Duras et le mythe personnel

Dans cette perspective du mythe personnel, il serait intéressant d’analyser le rapport de Duras à l’histoire, au réel, dont elle ne veut capter que l’ « ombre interne » 68 . Peut-on déterminer la part du fictif et du réel dans l’œuvre de Duras ? Y a-t-il des limites visibles entre les éléments de la vie immanente de l’auteur et ceux de son imagination ?

Un jour, lors d’une discussion avec Michèle Manceaux, Marguerite Duras dit qu’elle n’aime pas le mot « littérature » : « C’est un mot sans force .» 69 Puis elle se demande : « Un texte littéraire, c’est quoi ? » Ne le savait-elle pas ? Michèle Manceaux, qui la connaissait de très près, s’était rendu compte de ce que Marguerite avait déjà préparé comme réponse et lui pose la question : « Quel mot serait meilleur ? » Duras répond : « Oh ! écriture. Oui, c’est ça, l’écrit.» 70 Souvent, elle confesse à Michèle : « L’écrit, j’en parle beaucoup, mais au fond, je ne sais pas ce que c’est ». « Etre écrivain implique de se perdre », dit-elle et puis elle continue : « J’ai découvert que le livre, c’était moi. Le seul sujet du livre, c’est l’écriture et l’écriture c’est moi.» 71 Il y a beaucoup d’autres affirmations que Duras fait au sujet de l’acte d’écrire. Le livre Ecrire, que Duras publie en 1993, offre une analyse détaillée du regard que l’écrivain porte sur l’acte d’écrire et sur les significations de cet acte pour elle-même. Ce qui apparaît comme évident, c’est que l’écriture est la vie même de Duras. Elle vit pour écrire, et elle écrit en s’appuyant sur sa vie. L’écriture rejoint donc sa vie, la dévoile et la cache à la fois. Duras aime mettre en déroute le lecteur. Les articles de presse qui accueillent les livres durassiens au moment de leur parution offrent l’occasion à nombre de journalistes ou de critiques littéraires d’évoquer ce côté ambigu de l’écriture durassienne et combien il est dangereux de s’aventurer sur le terrain d’une interprétation ad litteram de son œuvre 72 .

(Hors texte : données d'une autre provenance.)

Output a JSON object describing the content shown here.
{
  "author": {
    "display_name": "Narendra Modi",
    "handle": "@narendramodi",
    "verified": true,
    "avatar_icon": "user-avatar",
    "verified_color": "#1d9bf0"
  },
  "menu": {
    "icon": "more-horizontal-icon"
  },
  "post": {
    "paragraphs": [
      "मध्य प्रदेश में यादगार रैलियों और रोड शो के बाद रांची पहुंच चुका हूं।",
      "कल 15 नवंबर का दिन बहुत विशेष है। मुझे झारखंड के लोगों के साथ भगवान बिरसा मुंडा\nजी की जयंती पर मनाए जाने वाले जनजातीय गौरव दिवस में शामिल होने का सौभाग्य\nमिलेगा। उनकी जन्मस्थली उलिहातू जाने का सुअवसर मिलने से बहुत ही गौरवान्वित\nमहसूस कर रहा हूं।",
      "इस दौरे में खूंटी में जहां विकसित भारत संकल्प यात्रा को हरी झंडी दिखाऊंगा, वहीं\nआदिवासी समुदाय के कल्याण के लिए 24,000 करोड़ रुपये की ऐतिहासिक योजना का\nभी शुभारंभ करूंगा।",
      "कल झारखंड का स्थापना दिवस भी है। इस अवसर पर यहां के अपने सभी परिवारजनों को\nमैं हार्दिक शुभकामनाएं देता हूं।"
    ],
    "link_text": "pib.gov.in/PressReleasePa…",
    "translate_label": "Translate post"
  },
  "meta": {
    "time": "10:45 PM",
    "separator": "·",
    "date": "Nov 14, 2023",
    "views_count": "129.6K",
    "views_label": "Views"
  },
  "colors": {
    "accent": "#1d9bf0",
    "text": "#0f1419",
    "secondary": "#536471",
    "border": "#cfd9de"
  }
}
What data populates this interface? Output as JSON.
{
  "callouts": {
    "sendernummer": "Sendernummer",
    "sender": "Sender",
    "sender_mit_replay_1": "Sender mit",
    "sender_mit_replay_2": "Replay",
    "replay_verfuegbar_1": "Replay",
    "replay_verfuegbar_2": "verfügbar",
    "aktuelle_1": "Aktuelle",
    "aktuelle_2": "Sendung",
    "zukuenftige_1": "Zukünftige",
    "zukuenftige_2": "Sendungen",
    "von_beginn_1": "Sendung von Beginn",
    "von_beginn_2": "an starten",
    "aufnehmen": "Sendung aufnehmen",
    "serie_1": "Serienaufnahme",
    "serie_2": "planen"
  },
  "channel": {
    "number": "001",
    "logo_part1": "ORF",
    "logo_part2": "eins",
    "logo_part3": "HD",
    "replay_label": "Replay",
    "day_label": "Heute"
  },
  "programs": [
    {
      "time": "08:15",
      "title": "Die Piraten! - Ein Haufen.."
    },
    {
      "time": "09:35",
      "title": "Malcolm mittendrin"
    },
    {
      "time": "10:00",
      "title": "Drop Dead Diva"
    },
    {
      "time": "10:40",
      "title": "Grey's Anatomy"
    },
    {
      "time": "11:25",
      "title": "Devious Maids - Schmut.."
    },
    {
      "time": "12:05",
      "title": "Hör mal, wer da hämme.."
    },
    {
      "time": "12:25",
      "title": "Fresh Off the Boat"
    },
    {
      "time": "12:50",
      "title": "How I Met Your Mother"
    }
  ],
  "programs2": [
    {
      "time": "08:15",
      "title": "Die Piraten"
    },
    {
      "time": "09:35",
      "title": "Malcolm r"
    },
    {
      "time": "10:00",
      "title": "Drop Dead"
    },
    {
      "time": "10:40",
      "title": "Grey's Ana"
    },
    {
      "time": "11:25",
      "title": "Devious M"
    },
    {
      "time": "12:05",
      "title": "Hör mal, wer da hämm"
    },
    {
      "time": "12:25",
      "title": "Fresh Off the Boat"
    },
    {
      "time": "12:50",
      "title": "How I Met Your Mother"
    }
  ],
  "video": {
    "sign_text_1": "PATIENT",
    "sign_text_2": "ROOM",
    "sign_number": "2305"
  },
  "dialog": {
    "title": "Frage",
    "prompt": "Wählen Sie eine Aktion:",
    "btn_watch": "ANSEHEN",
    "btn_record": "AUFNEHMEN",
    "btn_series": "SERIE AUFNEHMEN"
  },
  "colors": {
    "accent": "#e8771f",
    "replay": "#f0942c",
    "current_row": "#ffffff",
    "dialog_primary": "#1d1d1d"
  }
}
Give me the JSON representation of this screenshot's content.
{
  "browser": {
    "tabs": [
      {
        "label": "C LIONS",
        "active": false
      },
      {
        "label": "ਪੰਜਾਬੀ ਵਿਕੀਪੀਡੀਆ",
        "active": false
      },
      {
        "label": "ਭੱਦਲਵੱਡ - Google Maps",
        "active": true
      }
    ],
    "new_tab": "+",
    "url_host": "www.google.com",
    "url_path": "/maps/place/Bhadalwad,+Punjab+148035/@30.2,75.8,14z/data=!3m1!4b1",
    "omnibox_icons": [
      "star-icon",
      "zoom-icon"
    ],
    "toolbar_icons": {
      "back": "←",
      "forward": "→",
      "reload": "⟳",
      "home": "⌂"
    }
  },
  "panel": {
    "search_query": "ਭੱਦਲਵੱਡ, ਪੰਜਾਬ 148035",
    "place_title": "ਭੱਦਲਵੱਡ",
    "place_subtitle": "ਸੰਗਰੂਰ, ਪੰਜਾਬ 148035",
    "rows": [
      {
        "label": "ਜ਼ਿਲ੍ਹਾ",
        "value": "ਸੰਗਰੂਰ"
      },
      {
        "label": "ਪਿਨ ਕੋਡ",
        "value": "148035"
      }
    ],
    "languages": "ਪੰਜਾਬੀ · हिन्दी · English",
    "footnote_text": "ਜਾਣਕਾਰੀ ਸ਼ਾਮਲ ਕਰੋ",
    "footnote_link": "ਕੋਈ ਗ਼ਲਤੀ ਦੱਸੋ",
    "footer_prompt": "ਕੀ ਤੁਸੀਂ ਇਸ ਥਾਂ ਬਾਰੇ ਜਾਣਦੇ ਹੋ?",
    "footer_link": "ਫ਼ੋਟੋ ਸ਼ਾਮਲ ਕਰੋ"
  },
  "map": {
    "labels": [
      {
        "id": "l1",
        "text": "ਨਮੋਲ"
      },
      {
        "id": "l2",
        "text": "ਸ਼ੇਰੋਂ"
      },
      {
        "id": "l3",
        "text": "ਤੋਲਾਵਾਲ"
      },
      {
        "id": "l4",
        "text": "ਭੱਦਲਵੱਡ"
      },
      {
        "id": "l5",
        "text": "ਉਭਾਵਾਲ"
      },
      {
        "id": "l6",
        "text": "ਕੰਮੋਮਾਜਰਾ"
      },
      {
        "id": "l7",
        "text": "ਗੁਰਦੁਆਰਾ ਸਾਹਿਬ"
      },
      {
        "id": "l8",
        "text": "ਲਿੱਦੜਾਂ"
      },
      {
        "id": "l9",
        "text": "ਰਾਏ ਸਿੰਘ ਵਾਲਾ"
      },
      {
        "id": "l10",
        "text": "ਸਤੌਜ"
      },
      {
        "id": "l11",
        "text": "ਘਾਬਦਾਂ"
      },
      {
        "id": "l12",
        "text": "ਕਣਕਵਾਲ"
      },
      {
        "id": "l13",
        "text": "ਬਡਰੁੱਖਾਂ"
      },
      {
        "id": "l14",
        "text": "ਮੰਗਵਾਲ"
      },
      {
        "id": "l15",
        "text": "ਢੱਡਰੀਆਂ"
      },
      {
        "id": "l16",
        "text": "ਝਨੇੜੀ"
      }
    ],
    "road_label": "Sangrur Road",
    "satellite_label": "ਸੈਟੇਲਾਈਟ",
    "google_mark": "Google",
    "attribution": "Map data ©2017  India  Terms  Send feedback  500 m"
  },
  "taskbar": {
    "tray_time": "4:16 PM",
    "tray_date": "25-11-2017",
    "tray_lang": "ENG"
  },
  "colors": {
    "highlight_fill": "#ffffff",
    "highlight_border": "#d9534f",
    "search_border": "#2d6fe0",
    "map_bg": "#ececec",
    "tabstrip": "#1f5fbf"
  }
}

« Il n’est pas facile de parler de Marguerite Duras, disait à une occasion Maurice Nadeau. Quoi qu’on dise, en effet, de ses livres, on est à peu près sûrs de passer à côté de leur signification cachée (de celle qu’elle a voulu leur donner), tant elle est habile à toujours laisser entendre autre chose que ce qu’elle dit » 73 Le langage, pour elle et pour ses personnages, sert moins à communiquer qu’à masquer des drames tus, sur le point d’éclater, comme on voit dans Les Petits Chevaux de Tarquinia, qu’à combler des « trous d’être », pour les deux protagonistes du Square, par exemple.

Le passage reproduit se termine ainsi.